S3, SES, Secrets Manager

  • S3 — stkr-counts-bucket. Versioning on. Layout sessions/<session-id>/{scan,sheet}.csv. Lifecycle: transition raw uploads to Glacier after 90 days.
  • SES. Outbound only — approver notifications and the monthly summary, through one configuration set for bounce/complaint tracking. No inbound rule set (there is no email lane).
  • Secrets Manager. One secret, stkr/sync-credential, read only by stkr-sync.

IAM scopes, Bedrock, region

  • IAM — least privilege per function. stkr-variance: read stkr-counts + stkr-inventory, write variances, invoke stkr-cause. stkr-cause: bedrock:InvokeModel + read only — no inventory write. stkr-approve: conditional UpdateItem on stkr-inventory + write stkr-adjustments. stkr-sync: read the secret, write stkr-inventory. No role has more than its step needs.
  • Bedrock model id. global.anthropic.claude-haiku-4-5-20251001-v1:0, invoked via Global cross-Region inference. Reachable only by stkr-cause and stkr-summary.
  • CloudWatch Logs. 7-day retention on every function’s log group.
  • AWS Budgets. One monthly budget at $20 with an alarm action.
  • Region. Everything in eu-west-2. No API Gateway, no VPC, no NAT Gateway, no always-on compute.
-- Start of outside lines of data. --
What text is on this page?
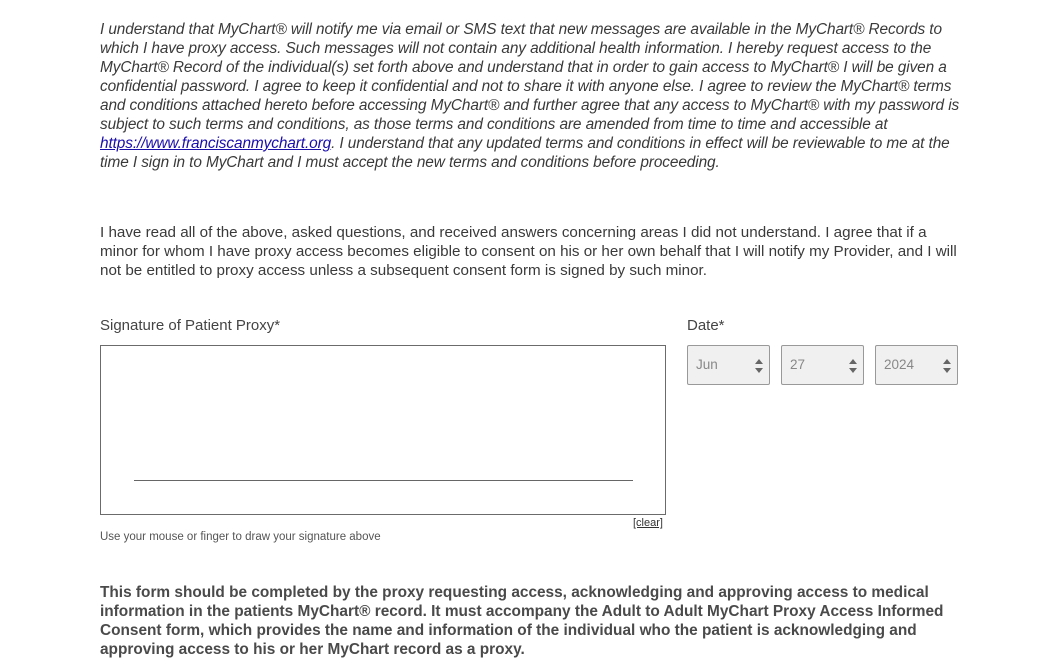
I understand that MyChart® will notify me via email or SMS text that new messages are available in the MyChart® Records to which I have proxy access. Such messages will not contain any additional health information. I hereby request access to the MyChart® Record of the individual(s) set forth above and understand that in order to gain access to MyChart® I will be given a confidential password. I agree to keep it confidential and not to share it with anyone else. I agree to review the MyChart® terms and conditions attached hereto before accessing MyChart® and further agree that any access to MyChart® with my password is subject to such terms and conditions, as those terms and conditions are amended from time to time and accessible at https://www.franciscanmychart.org. I understand that any updated terms and conditions in effect will be reviewable to me at the time I sign in to MyChart and I must accept the new terms and conditions before proceeding.

I have read all of the above, asked questions, and received answers concerning areas I did not understand. I agree that if a minor for whom I have proxy access becomes eligible to consent on his or her own behalf that I will notify my Provider, and I will not be entitled to proxy access unless a subsequent consent form is signed by such minor.

Signature of Patient Proxy*
[clear]
Use your mouse or finger to draw your signature above
Date*
Jun	27	2024

This form should be completed by the proxy requesting access, acknowledging and approving access to medical information in the patients MyChart® record. It must accompany the Adult to Adult MyChart Proxy Access Informed Consent form, which provides the name and information of the individual who the patient is acknowledging and approving access to his or her MyChart record as a proxy.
The whole system, in one breath

  • A count lands in S3, an event drives stkr-capture, and clean lines go to stkr-counts.
  • stkr-variance reconciles against the stkr-inventory snapshot in plain Python and flags material gaps.
  • stkr-cause labels each gap with one Bedrock call — and cannot touch stock.
  • stkr-approve, behind two Function URLs, is the only thing that posts an adjustment — after a human taps it.
  • Every action is appended to stkr-adjustments, so the books are always auditable.

That is the stock count reconciler end to end: a count in, a reconciled and explained set of variances out, and not a single stock quantity changed without a person’s sign-off and a row in the audit trail. It reconciles what you have — deciding what to buy is a different system entirely.